A previous headline incorrectly stated that ski resorts were reopened on Monday. The slopes had reopened prior to the announcement.

7:53 a.m. ET, February 8, 2021

Italian regions across the country impose new “red zones” as UK, Brazilian and South African Covid-19 variants are detected

From CNN's Sharon Braithwaite in Pisa

New localized “red zones” have been imposed in areas across Italy after the new variants were identified in them.

Red zone restrictions -- which prohibit people from leaving their houses except for work or health reasons – went into effect on Monday in municipalities in the province of Perugia and six municipalities in the province of Terni, which are located in the central Italian region of Umbria.

They will be in place until February 21, the regional government of Umbria said on Saturday.

The UK and Brazilian Covid-19 variants were detected on a sample of 44 cases recently analyzed by the Italian Health Institute, the local government said on Saturday.
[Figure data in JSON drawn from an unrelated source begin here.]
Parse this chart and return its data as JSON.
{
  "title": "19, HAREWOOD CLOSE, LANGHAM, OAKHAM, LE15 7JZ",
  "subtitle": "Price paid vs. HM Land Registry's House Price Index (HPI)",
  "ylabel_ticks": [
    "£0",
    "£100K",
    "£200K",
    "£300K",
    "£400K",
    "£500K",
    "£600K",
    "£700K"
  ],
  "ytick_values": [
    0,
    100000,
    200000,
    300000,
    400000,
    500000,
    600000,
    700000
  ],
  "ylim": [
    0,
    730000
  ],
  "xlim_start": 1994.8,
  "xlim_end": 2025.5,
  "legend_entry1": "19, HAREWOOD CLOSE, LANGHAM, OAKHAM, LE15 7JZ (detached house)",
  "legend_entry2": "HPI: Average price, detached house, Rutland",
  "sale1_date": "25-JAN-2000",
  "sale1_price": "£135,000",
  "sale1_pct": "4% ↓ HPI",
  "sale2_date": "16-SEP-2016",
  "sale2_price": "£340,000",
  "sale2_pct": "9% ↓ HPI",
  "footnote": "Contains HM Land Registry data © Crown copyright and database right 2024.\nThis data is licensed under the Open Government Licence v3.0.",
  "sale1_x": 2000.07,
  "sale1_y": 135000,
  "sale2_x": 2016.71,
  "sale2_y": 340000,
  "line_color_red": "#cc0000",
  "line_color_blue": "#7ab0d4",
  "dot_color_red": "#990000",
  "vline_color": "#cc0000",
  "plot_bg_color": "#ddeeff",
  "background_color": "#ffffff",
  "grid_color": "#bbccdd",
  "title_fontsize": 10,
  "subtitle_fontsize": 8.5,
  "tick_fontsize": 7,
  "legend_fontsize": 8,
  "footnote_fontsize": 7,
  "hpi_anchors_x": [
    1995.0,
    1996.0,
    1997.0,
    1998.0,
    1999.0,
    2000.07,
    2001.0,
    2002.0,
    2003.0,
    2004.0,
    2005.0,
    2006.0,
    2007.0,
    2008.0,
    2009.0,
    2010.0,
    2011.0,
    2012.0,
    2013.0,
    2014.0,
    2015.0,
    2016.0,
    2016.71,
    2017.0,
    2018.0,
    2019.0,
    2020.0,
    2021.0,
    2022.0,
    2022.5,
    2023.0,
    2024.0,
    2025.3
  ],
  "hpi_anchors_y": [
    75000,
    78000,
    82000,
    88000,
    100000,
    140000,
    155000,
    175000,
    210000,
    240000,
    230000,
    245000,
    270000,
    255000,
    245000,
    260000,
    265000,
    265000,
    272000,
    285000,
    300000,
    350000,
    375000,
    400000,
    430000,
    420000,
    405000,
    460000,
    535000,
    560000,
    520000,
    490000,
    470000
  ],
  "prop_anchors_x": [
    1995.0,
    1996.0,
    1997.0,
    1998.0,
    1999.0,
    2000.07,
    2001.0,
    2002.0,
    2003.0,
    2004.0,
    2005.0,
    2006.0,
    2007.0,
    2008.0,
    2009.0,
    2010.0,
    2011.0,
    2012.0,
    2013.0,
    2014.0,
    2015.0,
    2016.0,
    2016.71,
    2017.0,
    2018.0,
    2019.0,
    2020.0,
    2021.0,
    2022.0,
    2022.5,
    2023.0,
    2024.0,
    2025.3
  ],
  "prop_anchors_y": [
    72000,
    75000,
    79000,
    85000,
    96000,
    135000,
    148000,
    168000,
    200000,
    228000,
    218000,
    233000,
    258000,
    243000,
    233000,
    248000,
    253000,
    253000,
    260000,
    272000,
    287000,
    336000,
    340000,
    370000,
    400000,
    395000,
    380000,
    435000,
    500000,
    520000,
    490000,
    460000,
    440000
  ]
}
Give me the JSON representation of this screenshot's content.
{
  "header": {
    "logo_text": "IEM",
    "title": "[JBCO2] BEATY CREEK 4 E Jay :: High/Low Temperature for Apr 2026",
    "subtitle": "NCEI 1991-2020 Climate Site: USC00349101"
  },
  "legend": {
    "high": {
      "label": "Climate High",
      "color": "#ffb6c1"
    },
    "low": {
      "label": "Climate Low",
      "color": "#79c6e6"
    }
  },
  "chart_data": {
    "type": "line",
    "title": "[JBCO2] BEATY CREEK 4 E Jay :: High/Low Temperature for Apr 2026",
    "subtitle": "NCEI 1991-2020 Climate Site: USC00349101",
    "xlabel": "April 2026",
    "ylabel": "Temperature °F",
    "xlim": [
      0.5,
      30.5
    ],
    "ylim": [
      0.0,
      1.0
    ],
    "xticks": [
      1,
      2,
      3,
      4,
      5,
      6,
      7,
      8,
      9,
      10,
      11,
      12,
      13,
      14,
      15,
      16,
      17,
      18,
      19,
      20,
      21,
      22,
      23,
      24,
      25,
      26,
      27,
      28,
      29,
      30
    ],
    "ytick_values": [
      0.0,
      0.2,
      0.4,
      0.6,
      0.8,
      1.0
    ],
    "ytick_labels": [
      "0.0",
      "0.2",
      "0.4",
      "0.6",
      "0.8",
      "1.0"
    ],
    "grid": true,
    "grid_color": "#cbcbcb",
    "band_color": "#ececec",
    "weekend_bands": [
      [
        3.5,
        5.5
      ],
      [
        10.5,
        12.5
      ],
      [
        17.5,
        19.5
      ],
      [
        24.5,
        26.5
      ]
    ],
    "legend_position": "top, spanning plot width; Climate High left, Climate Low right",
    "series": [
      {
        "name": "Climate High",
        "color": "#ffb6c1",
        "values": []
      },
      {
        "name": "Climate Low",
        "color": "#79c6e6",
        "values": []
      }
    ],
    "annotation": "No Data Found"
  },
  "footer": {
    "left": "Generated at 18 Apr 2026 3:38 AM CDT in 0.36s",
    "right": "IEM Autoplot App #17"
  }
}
The Italian Health Institute’s report said it "induces to believe" that the presence of the variants contributed to a rise in positive cases in the provinces of Perugia and Terni.
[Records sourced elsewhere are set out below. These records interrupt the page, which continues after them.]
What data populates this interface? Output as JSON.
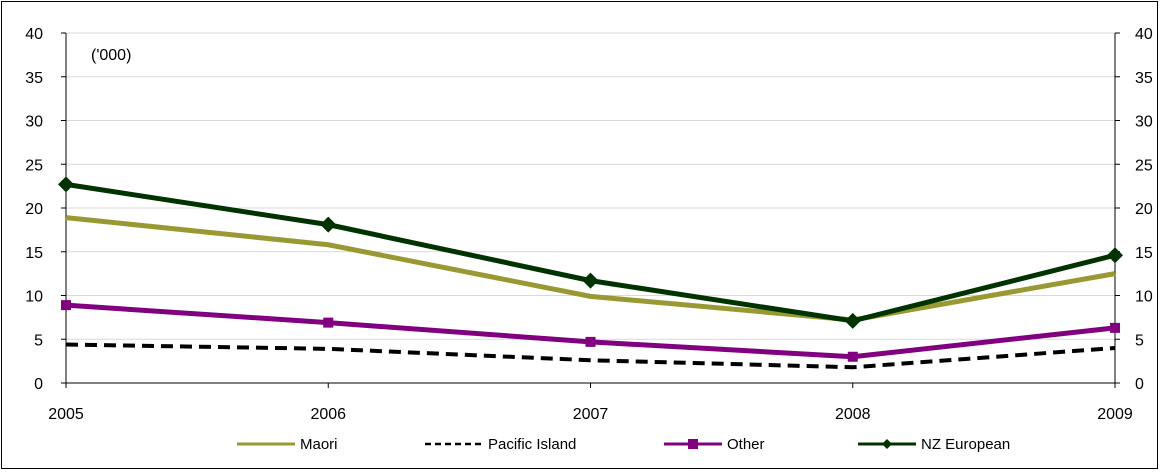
{
  "chart_data": {
    "type": "line",
    "title": "",
    "unit_label": "('000)",
    "xlabel": "",
    "ylabel": "",
    "x": [
      "2005",
      "2006",
      "2007",
      "2008",
      "2009"
    ],
    "ylim": [
      0,
      40
    ],
    "yticks": [
      0,
      5,
      10,
      15,
      20,
      25,
      30,
      35,
      40
    ],
    "grid": true,
    "legend_position": "bottom",
    "series": [
      {
        "name": "Maori",
        "values": [
          18.9,
          15.8,
          9.9,
          7.2,
          12.5
        ],
        "color": "#999933",
        "style": "solid",
        "marker": "none"
      },
      {
        "name": "Pacific Island",
        "values": [
          4.4,
          3.9,
          2.6,
          1.8,
          4.0
        ],
        "color": "#000000",
        "style": "dashed",
        "marker": "none"
      },
      {
        "name": "Other",
        "values": [
          8.9,
          6.9,
          4.7,
          3.0,
          6.3
        ],
        "color": "#800080",
        "style": "solid",
        "marker": "square"
      },
      {
        "name": "NZ European",
        "values": [
          22.7,
          18.1,
          11.7,
          7.1,
          14.6
        ],
        "color": "#003300",
        "style": "solid",
        "marker": "diamond"
      }
    ]
  }
}
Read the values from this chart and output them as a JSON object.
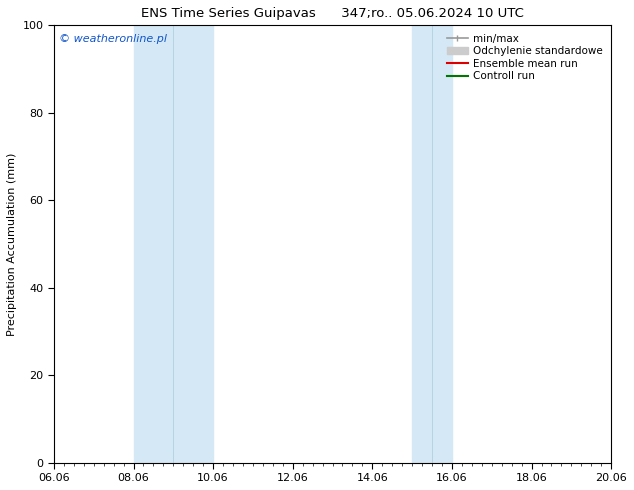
{
  "title": "ENS Time Series Guipavas      347;ro.. 05.06.2024 10 UTC",
  "ylabel": "Precipitation Accumulation (mm)",
  "ylim": [
    0,
    100
  ],
  "yticks": [
    0,
    20,
    40,
    60,
    80,
    100
  ],
  "xlim": [
    0,
    14
  ],
  "xtick_labels": [
    "06.06",
    "08.06",
    "10.06",
    "12.06",
    "14.06",
    "16.06",
    "18.06",
    "20.06"
  ],
  "xtick_positions": [
    0,
    2,
    4,
    6,
    8,
    10,
    12,
    14
  ],
  "watermark": "© weatheronline.pl",
  "watermark_color": "#1155cc",
  "bg_color": "#ffffff",
  "plot_bg_color": "#ffffff",
  "shaded_bands": [
    {
      "xmin": 2.0,
      "xmax": 3.0,
      "color": "#d8eaf7"
    },
    {
      "xmin": 3.0,
      "xmax": 4.0,
      "color": "#d8eaf7"
    },
    {
      "xmin": 9.0,
      "xmax": 10.0,
      "color": "#d8eaf7"
    },
    {
      "xmin": 10.0,
      "xmax": 10.5,
      "color": "#d8eaf7"
    }
  ],
  "legend_entries": [
    {
      "label": "min/max",
      "color": "#999999",
      "lw": 1.2,
      "type": "line"
    },
    {
      "label": "Odchylenie standardowe",
      "color": "#cccccc",
      "lw": 8,
      "type": "line"
    },
    {
      "label": "Ensemble mean run",
      "color": "#dd0000",
      "lw": 1.2,
      "type": "line"
    },
    {
      "label": "Controll run",
      "color": "#007700",
      "lw": 1.2,
      "type": "line"
    }
  ],
  "title_fontsize": 9.5,
  "axis_fontsize": 8,
  "tick_fontsize": 8,
  "legend_fontsize": 7.5
}
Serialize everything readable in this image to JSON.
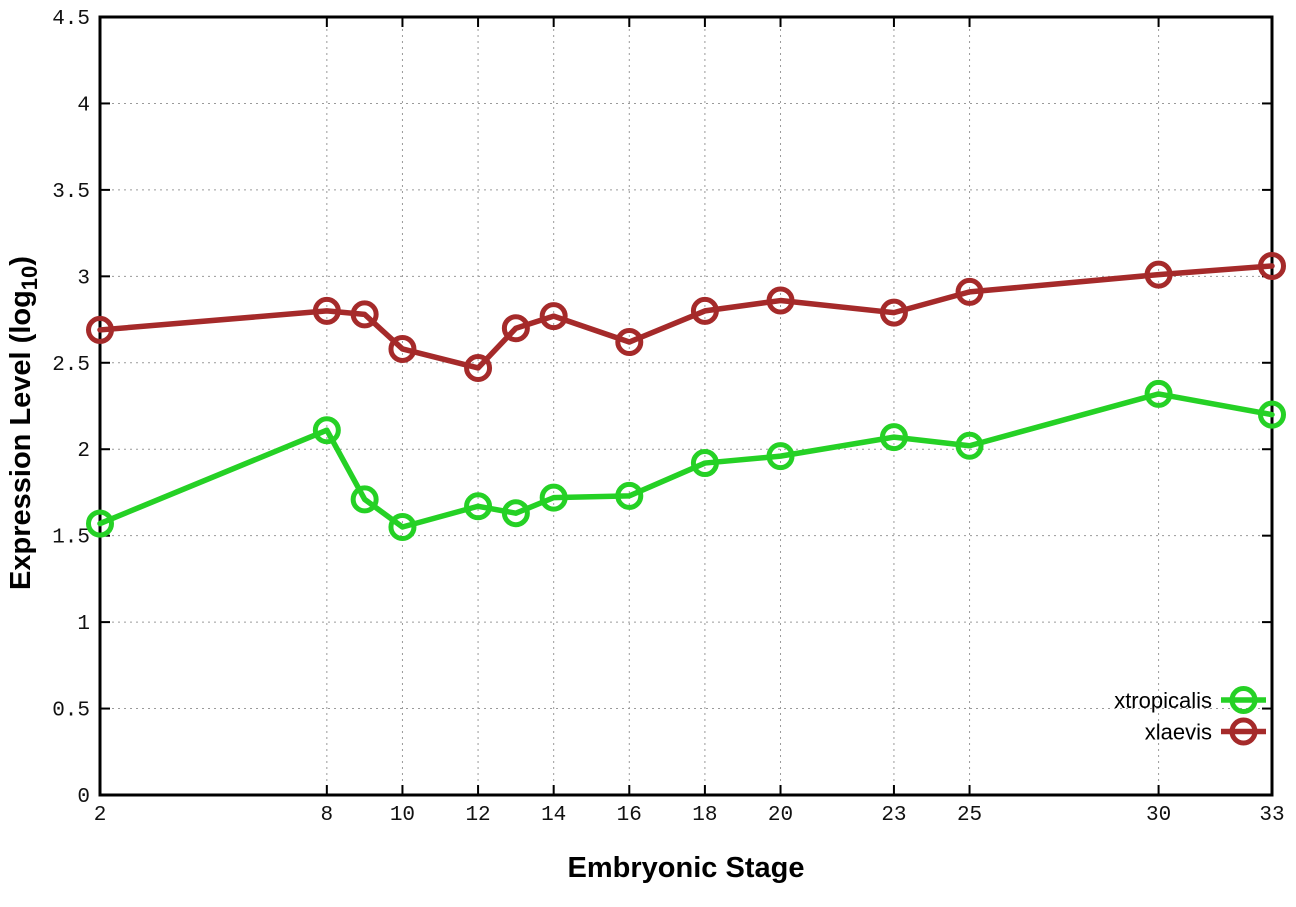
{
  "chart_data": {
    "type": "line",
    "title": "",
    "xlabel": "Embryonic Stage",
    "ylabel": "Expression Level (log10)",
    "ylabel_parts": {
      "pre": "Expression Level (log",
      "sub": "10",
      "post": ")"
    },
    "x": [
      2,
      8,
      9,
      10,
      12,
      13,
      14,
      16,
      18,
      20,
      23,
      25,
      30,
      33
    ],
    "xticks": [
      2,
      8,
      10,
      12,
      14,
      16,
      18,
      20,
      23,
      25,
      30,
      33
    ],
    "yticks": [
      0,
      0.5,
      1,
      1.5,
      2,
      2.5,
      3,
      3.5,
      4,
      4.5
    ],
    "xlim": [
      2,
      33
    ],
    "ylim": [
      0,
      4.5
    ],
    "grid": true,
    "grid_style": "dotted",
    "marker": "open-circle",
    "legend_position": "bottom-right-inside",
    "background_color": "#ffffff",
    "border_color": "#000000",
    "series": [
      {
        "name": "xtropicalis",
        "color": "#25d125",
        "values": [
          1.57,
          2.11,
          1.71,
          1.55,
          1.67,
          1.63,
          1.72,
          1.73,
          1.92,
          1.96,
          2.07,
          2.02,
          2.32,
          2.2
        ]
      },
      {
        "name": "xlaevis",
        "color": "#a52a2a",
        "values": [
          2.69,
          2.8,
          2.78,
          2.58,
          2.47,
          2.7,
          2.77,
          2.62,
          2.8,
          2.86,
          2.79,
          2.91,
          3.01,
          3.06
        ]
      }
    ]
  }
}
On Sunday, the Tuscan town of Chiusi, located near the border of Umbria, also became a red zone after the South African and Brazilian variants were detected within the community, according to the town’s mayor. On Friday, Juri Bettollini said that the restrictions will last a week and that mass, voluntary testing will be carried out in the town from Monday.

The Northern autonomous province of Bolzano (South Tyrol) has also been placed under a red zone on Monday, a measure that will be in effect until February 28, according to the local government.
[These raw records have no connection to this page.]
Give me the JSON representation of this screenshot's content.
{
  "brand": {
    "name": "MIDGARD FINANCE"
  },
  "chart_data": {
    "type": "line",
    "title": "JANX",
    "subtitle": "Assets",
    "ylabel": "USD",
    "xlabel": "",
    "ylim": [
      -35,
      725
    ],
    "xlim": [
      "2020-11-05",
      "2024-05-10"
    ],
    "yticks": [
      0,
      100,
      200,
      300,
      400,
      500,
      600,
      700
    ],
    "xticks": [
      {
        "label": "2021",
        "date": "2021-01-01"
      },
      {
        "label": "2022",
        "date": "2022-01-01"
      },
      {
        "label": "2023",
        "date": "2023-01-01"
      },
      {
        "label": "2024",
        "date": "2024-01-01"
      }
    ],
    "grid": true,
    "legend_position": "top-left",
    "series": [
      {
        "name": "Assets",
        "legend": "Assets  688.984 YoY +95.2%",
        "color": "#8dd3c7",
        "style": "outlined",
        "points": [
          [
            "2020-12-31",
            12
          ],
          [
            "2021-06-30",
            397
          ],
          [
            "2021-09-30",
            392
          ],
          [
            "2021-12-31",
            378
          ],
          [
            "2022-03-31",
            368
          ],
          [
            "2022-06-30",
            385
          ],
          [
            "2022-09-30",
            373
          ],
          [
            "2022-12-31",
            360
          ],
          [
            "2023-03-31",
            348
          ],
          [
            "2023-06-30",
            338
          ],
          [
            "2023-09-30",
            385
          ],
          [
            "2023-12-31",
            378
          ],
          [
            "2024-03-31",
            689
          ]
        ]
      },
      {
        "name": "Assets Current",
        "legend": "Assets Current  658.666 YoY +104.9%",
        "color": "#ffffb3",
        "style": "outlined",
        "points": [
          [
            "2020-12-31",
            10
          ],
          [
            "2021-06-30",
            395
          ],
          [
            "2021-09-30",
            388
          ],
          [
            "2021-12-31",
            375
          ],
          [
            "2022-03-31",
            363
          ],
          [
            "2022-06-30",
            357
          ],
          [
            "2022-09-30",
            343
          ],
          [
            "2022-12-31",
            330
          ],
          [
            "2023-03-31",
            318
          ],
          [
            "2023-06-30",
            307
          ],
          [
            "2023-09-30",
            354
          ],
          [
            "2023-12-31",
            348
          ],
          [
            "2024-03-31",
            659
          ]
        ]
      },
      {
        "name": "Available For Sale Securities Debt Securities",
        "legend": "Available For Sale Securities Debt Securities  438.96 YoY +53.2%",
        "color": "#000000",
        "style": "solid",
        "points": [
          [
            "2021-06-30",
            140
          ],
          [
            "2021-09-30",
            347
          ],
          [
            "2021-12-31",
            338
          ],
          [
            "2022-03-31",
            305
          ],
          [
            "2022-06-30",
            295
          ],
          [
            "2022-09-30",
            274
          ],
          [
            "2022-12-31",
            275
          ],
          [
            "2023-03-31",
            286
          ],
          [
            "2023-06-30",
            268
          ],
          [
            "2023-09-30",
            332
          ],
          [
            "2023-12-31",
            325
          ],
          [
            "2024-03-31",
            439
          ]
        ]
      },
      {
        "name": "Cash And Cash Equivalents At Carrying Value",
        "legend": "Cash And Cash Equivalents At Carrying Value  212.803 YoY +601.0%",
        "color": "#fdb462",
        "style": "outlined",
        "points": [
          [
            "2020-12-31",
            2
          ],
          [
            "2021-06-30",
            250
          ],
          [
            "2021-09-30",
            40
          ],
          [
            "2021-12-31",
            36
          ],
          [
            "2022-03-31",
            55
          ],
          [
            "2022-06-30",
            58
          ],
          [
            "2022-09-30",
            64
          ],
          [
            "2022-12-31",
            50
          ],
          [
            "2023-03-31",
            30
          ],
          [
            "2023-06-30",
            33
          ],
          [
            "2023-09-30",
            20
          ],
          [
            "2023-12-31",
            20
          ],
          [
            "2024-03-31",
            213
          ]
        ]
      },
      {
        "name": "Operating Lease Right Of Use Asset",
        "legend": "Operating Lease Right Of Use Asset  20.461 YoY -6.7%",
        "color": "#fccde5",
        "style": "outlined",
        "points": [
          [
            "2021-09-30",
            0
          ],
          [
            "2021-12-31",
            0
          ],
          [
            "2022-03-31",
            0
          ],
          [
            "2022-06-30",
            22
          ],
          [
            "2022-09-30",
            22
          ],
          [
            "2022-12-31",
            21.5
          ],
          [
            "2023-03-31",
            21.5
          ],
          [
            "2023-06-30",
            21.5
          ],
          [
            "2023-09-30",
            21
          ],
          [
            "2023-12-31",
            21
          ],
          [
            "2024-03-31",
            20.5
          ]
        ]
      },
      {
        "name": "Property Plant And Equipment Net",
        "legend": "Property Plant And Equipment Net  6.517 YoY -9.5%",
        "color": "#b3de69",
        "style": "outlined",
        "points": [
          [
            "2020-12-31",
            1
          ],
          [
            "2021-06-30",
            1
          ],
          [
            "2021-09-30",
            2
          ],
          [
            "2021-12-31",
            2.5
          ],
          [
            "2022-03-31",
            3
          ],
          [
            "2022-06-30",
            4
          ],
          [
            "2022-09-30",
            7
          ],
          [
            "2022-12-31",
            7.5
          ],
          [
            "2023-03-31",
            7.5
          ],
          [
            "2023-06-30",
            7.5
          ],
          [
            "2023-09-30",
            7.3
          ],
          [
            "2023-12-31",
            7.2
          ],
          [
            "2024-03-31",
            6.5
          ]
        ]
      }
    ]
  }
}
The Bolzano government said in a statement on Saturday that they had made the decision after the first case of the UK variant was detected in the province.

Red zone restrictions were also imposed on Saturday to three other municipalities in the region of Abruzzo.

Most Italian regions are currently in "yellow zones," the lightest of a three-tier system of restrictions. 

The remaining regions of Umbria, as well as Sicily and Puglia, are currently in the "orange zone,” where people are prohibited from leaving their town and their region -- except for work or health reasons -- and bars and restaurants are only offering delivery and take-away services.

6:07 a.m. ET, February 8, 2021

There's no evidence that the Oxford/AstraZeneca vaccine is ineffective in preventing severe illness or death, UK Junior Health Minister says

From CNN's Sharon Braithwaite

The Oxford/AstraZeneca vaccine is administered at a mass vaccination center in Newcastle Upon Tyne, England, on January 11.
The Oxford/AstraZeneca vaccine is administered at a mass vaccination center in Newcastle Upon Tyne, England, on January 11. Scott Heppell/AP

Over 140 people in the UK are infected with the South African variant, but it's not the most dominant strain in the country, the UK Junior Health Minister said on Monday.

Speaking on the BBC Breakfast program, Edward Argar, the UK Minister of State at the Department of Health, said that 147 people have been infected with the variant first identified in South Africa, known as B.1351.

Argar told Sky News that the dominant coronavirus strains in the UK are not the South African variant and that the measure that South Africa is taking in pausing their rollout of the Oxford/AstraZeneca vaccine --- after a study showed that it offered reduced protection from the South African variant -- was a temporary measure.

Argar said there was no evidence the Oxford/AstraZeneca vaccine was not effective in preventing severe illness or death.

The study, released by South Africa's University of Witwatersrand on Sunday, showed that two doses of the Oxford/AstraZeneca vaccine provide limited protection against mild or moderate cases of the South African variant.